Ranking by Grouping in SQL

I have the following data table called "animal" and I want to rank and group by clone version based on animal.

Animal Clone_Version
dog 0
dog 0
dog 1
dog 2
dog 2


I have tried using the following code but it lacks the grouping aspect I am looking for. As this is what it returns.

select
x.animal
, x.clone_version
, row_number() over(partition by x.clone_version order by animal desc)
from animal x


This is what the above code returns.

Animal Clone_Version RankGroup
dog 0 2
dog 0 1
dog 1 1
dog 2 2
dog 2 1


I want to rank these by grouping, so the output would be the following.

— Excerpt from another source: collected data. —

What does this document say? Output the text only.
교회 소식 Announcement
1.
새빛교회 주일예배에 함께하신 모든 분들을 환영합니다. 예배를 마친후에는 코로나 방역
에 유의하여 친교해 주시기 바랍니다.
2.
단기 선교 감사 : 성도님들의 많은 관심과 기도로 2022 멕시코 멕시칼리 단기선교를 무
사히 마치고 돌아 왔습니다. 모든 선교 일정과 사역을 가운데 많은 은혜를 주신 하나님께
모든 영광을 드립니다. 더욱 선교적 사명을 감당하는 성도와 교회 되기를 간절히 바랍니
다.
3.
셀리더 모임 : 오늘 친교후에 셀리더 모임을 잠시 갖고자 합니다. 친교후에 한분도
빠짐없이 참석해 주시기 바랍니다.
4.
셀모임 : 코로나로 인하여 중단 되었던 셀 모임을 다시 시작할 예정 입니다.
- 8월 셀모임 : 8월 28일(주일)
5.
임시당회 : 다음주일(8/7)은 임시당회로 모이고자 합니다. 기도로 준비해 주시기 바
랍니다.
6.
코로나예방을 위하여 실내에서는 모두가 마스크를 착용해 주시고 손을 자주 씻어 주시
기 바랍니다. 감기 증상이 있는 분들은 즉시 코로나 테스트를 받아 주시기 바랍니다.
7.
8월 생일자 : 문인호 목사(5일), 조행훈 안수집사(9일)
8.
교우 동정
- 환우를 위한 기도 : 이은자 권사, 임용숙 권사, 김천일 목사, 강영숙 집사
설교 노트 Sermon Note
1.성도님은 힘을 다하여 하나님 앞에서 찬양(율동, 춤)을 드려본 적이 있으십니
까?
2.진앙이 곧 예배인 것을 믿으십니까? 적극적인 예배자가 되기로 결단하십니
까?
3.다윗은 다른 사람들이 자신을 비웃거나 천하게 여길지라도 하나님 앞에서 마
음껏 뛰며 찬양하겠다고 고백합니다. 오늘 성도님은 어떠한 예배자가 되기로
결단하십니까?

Animal Clone_Version RankGroup
dog 0 3
dog 0 3
dog 1 2
dog 2 1
dog 2 1


Do I need to utilize a select statement in the from clause or is there some way to reconfigure the
row_number() over(partition by....order by...)
to allow grouping?

Answer

You need a DENSE_RANK:

select 
x.animal
, x.clone_version
, dense_rank()
  over(partition by x.animal        -- for each animal
       order by clone_version desc) -- based on descending version
from animal x

But if your clone version is always increasing it's the same as:

select 
x.animal
, x.clone_version
, MAX(clone_version)
  over(partition by x.animal) - clone_version + 1
from animal x